1. Tareas de Opción Múltiple

Este tipo de pruebas suelen ser consideradas como las más “tradicionales”. A continuación hemos seleccionado algunos ejemplos que encajarían en esta categoría:

  • Pruebas de opción múltiple.
  • Ejercicios verdaderos / falsos.
  • Tipos de etiquetado.
  • Actividades para rellenar huecos.

Cada una de estas opciones, tiene varias ventajas, pero también cuenta con aspectos no tan positivos. Por ello, finalmente todo dependerá de:

  1. Contexto (recursos y alumnado)
  2. Popósito
  3. Utilidad
  4. Motivos por los que queremos evaluar
  5. Elementos susceptibles de ser valorados

Cabe matizar una vez más, y esta idea aparecerá de manera recurrente a lo largo de este enfoque, que ya no se trata tanto del tipo de instrumento o método, como del equilibrio, variedad y frecuencia con la que se use.

Es decir, que seamos capaces de utilizar distintos métodos, instrumentos y herramientas con cierta regularidad y de manera equilibrada, evitando recurrir siempre a los mismos.

Una de las peores consecuencias de abusar del uso de, por ejemplo, las preguntas de opción múltiple, es que estaríamos vulnerando la valoración de la producción lingüística del alumnado, y con ello, no estaríamos evaluando la lengua, tal y como requiere la evalución AICLE.

De igual modo, y dependiendo de cómo estén redactadas estas preguntas, estaríamos también incurriendo en el error de no valorar habilidades de pensamiento de orden superior (HOTS)

2. TAREAS DE RESPUESTA ESCRITA

En relación a este tipo de tareas, cabe destacar que para un satisfactorio desarrollo de las mismas, el alumnado debe generar producciones textuales elaboradas de mayor extensión. Ello implica un nivel de exigencia superior en términos de lenguaje, ya que no solo deben reflejar sus ideas, si no hacerlo a través de un discurso estructurado y coherentemente articulado ya sea a nivel frase, párrafo o texto.
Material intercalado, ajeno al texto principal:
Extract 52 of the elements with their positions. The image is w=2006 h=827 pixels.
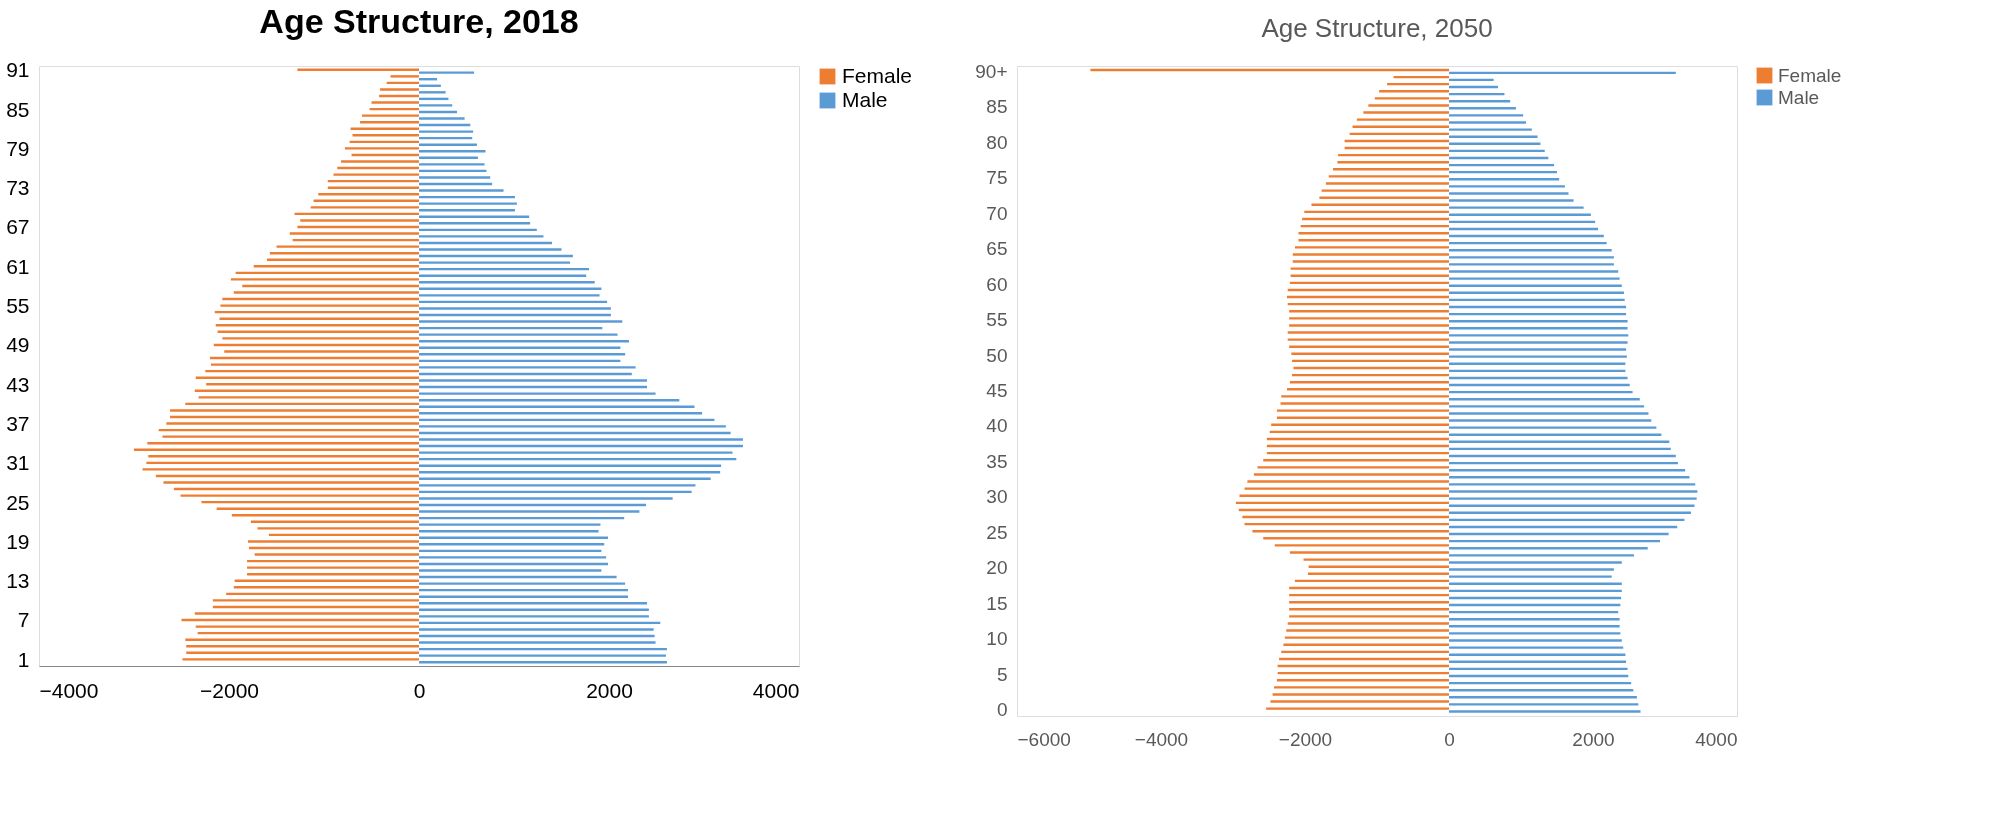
legend-label: Male: [842, 87, 888, 111]
legend-label: Male: [1778, 86, 1820, 108]
y-tick-label: 25: [6, 490, 30, 514]
y-tick-label: 85: [986, 96, 1008, 118]
y-tick-label: 67: [6, 215, 30, 239]
y-tick-label: 1: [17, 647, 30, 671]
legend-label: Female: [1778, 64, 1842, 86]
chart-title: Age Structure, 2050: [1261, 13, 1493, 44]
y-tick-label: 10: [986, 628, 1008, 650]
x-tick-label: 4000: [752, 678, 800, 702]
x-tick-label: −6000: [1017, 728, 1071, 750]
x-tick-label: −2000: [200, 678, 259, 702]
y-tick-label: 0: [996, 699, 1008, 721]
y-tick-label: 55: [6, 294, 30, 318]
y-tick-label: 43: [6, 372, 30, 396]
y-tick-label: 37: [6, 411, 30, 435]
x-tick-label: 4000: [1695, 728, 1738, 750]
y-tick-label: 50: [986, 344, 1008, 366]
chart-title: Age Structure, 2018: [259, 1, 579, 40]
y-tick-label: 91: [6, 58, 30, 82]
y-tick-label: 20: [986, 557, 1008, 579]
y-tick-label: 55: [986, 309, 1008, 331]
x-tick-label: 2000: [1572, 728, 1615, 750]
x-tick-label: 0: [413, 678, 426, 702]
y-tick-label: 31: [6, 451, 30, 475]
legend-label: Female: [842, 63, 913, 87]
y-tick-label: 75: [986, 167, 1008, 189]
y-tick-label: 45: [986, 380, 1008, 401]
y-tick-label: 19: [6, 529, 30, 553]
y-tick-label: 80: [986, 131, 1008, 153]
y-tick-label: 49: [6, 333, 30, 357]
x-tick-label: 0: [1444, 728, 1455, 750]
y-tick-label: 5: [996, 663, 1008, 685]
y-tick-label: 25: [986, 521, 1008, 543]
y-tick-label: 30: [986, 486, 1008, 508]
y-tick-label: 65: [986, 238, 1008, 260]
x-tick-label: 2000: [586, 678, 633, 702]
y-tick-label: 13: [6, 569, 30, 593]
y-tick-label: 79: [6, 136, 30, 160]
x-tick-label: −4000: [1134, 728, 1189, 750]
x-tick-label: −4000: [39, 678, 99, 702]
y-tick-label: 85: [6, 97, 30, 121]
y-tick-label: 40: [986, 415, 1008, 437]
y-tick-label: 7: [17, 608, 30, 632]
y-tick-label: 35: [986, 450, 1008, 472]
y-tick-label: 70: [986, 202, 1008, 224]
x-tick-label: −2000: [1278, 728, 1333, 750]
y-tick-label: 15: [986, 592, 1008, 614]
y-tick-label: 90+: [975, 60, 1008, 82]
y-tick-label: 60: [986, 273, 1008, 295]
y-tick-label: 61: [6, 254, 30, 278]
y-tick-label: 73: [6, 176, 30, 200]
De un modo u otro, el alumnado se ve obligado a demostrar un nivel cognitivo y de procesamiento de la información de mayor complejidad utilizando la lengua vehicular en la que están aprendiendo ese contenido.

En este sentido, resulta de gran utilidad, por parte del docente, el establecer de manera clara cuales son las expectativas y las demandas del lenguaje para este tipo de tareas.

Por ejemplo, si el propósito de una tarea es explicar la manera en la que un acontecimiento ha sucedido, los alumnos necesitarán utilizar el lenguaje de causa y efecto.

Es importante que éste se les enseñe a usar, y debería estar incluído entre los criterios de evaluación. De esta forma, las tareas de producción de textos orales y/o escritos, conforman una potente manera de integrar contenido y lenguaje en la evaluación

3. COMUNICACIÓN UNO A UNO

Este método de evaluación es frecuentemente entendido como cualquier momento en el que el profesor y el alumno interactúan de manera individual, intercambiando impresiones y evidenciando cual es el nivel de comprensión de los conceptos/contenidos o aspectos trabajados.

Esta forma de evaluación es habitualmente descrita como muy efectiva, ya que en poco tiempo, permite al docente saber en qué punto se encuentra el alumno exactamente.

No obstante, al igual que cualquier otro método, las conversaciones uno a uno, tienen varios aspectos negativos. Por ejemplo, el tiempo. No siempre se dispone del tiempo material necesario para ofrecer este tipo de conversaciones a todos los alumnos.